17.2.  Termination by Jackson Wynne In addition to any other obligations set forth in this Agreement, in the unlikely event that the Jackson Wynne has to terminate this Agreement for any reason other than Client’s breach of the Agreement, Jackson Wynne will refund Unearned Fees to Client. Unearned Fees will be calculated as follows: the total number of hours Jackson Wynne has expended for Services and Additional Services rendered through the Date of Termination at an hourly rate of $150 subtracted from amounts paid by Client to Jackson Wynne for Services and Additional Services. Any remaining balance will be refunded to Client as Unearned Fees. Client payments for reimbursements of expenses will not be refunded. If there is a balance due, Client will pay Jackson Wynne the outstanding balance within 14 calendar days from the invoice date.
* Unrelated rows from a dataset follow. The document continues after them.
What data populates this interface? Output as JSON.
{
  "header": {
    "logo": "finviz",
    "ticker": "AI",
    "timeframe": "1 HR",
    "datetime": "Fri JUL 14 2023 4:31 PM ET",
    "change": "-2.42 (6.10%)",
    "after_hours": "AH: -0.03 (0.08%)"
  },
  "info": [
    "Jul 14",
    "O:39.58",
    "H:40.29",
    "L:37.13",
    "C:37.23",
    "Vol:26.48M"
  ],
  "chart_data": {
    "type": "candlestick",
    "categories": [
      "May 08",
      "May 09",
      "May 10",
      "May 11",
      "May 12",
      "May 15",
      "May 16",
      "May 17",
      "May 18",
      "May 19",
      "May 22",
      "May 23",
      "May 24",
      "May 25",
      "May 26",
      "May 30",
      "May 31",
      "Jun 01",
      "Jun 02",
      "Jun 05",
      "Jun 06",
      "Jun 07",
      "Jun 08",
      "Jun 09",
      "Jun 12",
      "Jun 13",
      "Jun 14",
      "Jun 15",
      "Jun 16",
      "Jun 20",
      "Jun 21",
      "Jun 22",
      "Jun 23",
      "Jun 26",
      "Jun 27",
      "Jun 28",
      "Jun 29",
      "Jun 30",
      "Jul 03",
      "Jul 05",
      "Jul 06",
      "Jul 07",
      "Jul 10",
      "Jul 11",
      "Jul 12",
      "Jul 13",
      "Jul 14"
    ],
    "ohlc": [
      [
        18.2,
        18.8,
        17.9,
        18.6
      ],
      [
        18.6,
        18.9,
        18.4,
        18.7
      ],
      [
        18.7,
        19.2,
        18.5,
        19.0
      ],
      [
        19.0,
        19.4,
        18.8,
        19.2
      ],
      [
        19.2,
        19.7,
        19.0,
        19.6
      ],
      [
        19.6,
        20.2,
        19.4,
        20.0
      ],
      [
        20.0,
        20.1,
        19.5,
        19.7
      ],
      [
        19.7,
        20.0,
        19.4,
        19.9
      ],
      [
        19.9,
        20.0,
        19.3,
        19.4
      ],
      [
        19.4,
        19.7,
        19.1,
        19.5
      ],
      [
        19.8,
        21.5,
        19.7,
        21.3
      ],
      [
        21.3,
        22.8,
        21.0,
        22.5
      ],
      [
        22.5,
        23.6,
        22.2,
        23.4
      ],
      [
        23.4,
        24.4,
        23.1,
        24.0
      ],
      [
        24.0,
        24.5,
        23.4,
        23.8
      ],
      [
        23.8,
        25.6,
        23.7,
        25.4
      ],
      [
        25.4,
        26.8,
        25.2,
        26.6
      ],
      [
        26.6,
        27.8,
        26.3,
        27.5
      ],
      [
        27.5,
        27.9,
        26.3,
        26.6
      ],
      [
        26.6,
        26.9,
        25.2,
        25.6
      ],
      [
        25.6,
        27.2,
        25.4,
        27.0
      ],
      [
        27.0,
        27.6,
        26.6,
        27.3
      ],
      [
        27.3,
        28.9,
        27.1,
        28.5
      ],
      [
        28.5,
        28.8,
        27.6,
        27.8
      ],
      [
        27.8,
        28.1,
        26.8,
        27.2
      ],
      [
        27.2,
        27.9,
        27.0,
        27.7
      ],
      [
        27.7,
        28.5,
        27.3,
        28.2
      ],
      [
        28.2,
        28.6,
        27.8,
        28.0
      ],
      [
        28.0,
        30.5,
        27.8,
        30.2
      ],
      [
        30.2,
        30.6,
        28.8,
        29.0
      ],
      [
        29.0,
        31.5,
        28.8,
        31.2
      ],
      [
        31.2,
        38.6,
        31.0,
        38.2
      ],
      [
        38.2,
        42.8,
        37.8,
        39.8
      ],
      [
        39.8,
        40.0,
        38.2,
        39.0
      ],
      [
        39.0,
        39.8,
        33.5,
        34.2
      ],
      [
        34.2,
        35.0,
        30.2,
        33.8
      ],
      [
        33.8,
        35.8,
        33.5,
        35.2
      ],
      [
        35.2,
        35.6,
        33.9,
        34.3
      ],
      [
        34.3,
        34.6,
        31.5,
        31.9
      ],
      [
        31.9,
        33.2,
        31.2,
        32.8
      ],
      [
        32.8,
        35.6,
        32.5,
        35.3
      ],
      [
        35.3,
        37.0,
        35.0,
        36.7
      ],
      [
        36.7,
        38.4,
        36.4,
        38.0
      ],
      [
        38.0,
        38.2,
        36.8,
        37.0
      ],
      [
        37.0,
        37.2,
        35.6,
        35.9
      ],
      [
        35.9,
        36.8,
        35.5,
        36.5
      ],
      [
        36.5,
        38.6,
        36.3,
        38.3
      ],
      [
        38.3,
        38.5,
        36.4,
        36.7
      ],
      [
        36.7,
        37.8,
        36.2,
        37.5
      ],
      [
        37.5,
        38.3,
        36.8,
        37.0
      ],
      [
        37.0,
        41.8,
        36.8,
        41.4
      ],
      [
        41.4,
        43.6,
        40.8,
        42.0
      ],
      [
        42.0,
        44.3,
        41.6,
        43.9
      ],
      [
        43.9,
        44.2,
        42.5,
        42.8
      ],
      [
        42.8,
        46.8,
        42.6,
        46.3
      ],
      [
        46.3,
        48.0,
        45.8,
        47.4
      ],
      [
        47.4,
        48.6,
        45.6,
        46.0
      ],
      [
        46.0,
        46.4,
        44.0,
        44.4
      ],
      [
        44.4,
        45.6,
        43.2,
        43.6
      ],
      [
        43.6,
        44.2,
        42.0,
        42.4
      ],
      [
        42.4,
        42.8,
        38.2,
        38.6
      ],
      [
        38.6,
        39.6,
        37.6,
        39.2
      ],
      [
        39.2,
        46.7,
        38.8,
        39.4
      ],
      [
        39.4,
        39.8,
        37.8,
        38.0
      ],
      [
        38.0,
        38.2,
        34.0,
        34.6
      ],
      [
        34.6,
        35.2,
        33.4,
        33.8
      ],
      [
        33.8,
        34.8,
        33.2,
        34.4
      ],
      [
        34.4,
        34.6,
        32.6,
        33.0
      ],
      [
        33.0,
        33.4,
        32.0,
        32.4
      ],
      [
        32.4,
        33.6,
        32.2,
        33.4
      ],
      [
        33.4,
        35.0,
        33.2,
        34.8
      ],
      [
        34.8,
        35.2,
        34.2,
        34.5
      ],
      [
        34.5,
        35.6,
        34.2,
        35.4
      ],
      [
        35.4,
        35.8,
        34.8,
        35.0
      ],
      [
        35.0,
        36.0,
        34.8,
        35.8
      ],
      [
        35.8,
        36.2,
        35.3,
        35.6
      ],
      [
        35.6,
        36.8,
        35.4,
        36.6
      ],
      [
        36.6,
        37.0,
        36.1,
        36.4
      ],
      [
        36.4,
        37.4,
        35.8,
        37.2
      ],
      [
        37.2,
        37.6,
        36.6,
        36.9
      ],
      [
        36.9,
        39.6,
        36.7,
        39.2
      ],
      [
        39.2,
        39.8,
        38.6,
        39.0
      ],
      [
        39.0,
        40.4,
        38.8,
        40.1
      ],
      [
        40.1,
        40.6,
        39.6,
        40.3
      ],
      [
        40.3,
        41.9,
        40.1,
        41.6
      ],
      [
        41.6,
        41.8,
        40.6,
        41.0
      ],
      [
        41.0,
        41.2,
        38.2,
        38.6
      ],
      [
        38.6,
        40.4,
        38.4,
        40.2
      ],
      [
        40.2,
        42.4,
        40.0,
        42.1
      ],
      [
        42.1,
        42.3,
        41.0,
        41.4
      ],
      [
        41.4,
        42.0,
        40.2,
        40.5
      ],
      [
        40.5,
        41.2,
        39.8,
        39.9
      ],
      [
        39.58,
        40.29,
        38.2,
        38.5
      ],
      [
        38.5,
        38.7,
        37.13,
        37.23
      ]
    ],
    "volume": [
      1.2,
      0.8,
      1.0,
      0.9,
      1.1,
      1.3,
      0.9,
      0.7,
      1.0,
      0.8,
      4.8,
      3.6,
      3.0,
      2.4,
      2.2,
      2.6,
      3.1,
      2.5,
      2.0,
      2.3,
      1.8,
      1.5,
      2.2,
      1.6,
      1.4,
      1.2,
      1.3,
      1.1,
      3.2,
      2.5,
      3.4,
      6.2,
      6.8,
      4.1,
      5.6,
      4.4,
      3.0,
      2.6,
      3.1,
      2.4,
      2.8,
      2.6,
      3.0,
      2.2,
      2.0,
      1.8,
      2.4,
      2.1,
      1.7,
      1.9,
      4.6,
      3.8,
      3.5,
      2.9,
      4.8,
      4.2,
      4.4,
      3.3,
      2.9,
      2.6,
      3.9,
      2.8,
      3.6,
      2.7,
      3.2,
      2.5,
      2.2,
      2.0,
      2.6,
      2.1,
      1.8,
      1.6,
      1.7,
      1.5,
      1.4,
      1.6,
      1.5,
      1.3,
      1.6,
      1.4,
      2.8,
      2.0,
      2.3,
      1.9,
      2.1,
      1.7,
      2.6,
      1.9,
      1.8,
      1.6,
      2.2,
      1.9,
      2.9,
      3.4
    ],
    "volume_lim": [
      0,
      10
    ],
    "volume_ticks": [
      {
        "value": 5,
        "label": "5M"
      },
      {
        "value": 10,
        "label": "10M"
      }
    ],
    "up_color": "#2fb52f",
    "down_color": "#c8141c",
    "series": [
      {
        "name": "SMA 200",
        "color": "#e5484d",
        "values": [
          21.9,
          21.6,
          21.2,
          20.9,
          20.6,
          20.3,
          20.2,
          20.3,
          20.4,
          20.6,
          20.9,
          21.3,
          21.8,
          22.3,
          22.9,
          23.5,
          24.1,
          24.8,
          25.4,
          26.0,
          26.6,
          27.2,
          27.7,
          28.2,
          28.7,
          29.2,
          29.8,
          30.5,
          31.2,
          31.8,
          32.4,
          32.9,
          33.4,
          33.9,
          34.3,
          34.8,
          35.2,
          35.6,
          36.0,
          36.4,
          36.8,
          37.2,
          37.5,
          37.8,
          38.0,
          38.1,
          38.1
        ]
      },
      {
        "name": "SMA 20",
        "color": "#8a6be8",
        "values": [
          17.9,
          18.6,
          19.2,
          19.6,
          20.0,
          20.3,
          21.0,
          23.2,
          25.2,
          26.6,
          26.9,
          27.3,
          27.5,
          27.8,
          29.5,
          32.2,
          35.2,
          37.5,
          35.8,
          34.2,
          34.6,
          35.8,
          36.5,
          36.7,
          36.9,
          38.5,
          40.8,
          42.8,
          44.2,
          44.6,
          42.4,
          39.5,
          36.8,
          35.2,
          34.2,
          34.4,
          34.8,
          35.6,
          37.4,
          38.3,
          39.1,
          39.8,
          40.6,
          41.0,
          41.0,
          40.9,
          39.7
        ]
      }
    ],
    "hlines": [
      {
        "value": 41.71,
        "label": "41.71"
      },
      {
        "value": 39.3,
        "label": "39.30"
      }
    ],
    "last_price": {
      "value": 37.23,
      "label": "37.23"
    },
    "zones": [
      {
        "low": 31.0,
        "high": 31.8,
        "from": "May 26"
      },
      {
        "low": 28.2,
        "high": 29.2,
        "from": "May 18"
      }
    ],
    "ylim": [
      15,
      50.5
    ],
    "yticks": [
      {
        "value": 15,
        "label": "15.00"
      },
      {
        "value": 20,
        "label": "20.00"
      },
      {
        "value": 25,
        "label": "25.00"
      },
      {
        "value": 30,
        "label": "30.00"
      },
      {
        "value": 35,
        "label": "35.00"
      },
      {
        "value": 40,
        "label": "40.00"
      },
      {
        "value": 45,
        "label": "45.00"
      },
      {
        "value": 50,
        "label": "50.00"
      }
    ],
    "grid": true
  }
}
If Jackson Wynne terminates this Agreement for reasons other than Client’s breach of this Agreement, the Jackson Wynne will assist Client in transferring the deliverables to a new designer.

  1. Dispute Resolution If a dispute arises under this Agreement, the Parties may take the matter to court, arbitration, mediation, or any other legal remedy available to the Parties. If any court action is necessary to enforce this Agreement, the prevailing party will be entitled to reasonable attorney fees, costs, and expenses in addition to any other relief to which the party may be entitled.
  1. Errors The Client has the responsibility to proofread and examine all work produced during the Project. Therefore, the Client is ultimately responsible for any typographical, spelling, grammatical, copy, photographic, illustrative, layout or other errors discovered after printing or reproduction or for any work or services performed by any party selected by the Client.
  1. Performance Each party shall use commercially reasonable efforts or fulfill its obligations hereunder, but shall in no event be responsible for any failure or delay in performance due to any catastrophe, act of ‘God’ or government authority, civil strife, or any other cause beyond the control of such party. In no event shall Jack Wynne’s liability exceed the sum of payments received from the Client under this Agreement. Neither party shall be liable to the other for any consequential, indirect, special or punitive damages, even if such damage were reasonably foreseeable.
  2. Severability If any provision of this Agreement is held invalid, void or unenforceable under any applicable statute or the rule of law, it shall to that extent be deemed omitted, and the balance of this Agreement shall be enforceable in accordance with its terms.
  1. Notice All notices, requests, claims, demands and other communications between the parties shall be in writing. All notices shall be given (a) by delivery in person, (b) by a nationally recognized next day courier service, (c) by first class, registered or certified mail, postage prepaid, or (d) electronic mail. Delivery shall be made to the address or electronic mail address, as appropriate, of the party specified in this Agreement or such other address or electronic mail address as either party may specify in writing. Such notice shall be effective upon (a) the receipt by the party to which notice is given or (b) on the third day following mailing, whichever occurs first.
  1. Entire Agreement This Agreement and the attachments hereto represent the entire agreement between Jackson Wynne with respect to the performance of the Design Services and supersedes any prior oral or written agreements of discussions, may not be modified or amended unless in writing signed by each of the parties, and may not be assigned by either party without the written consent of the other party which consent will not be unreasonably withheld. This agreement shall be governed and construed in accordance with the laws of Ontario, Canada.

24 Amendment This Agreement may be modified or amended if the amendment is made in writing and is signed by all parties.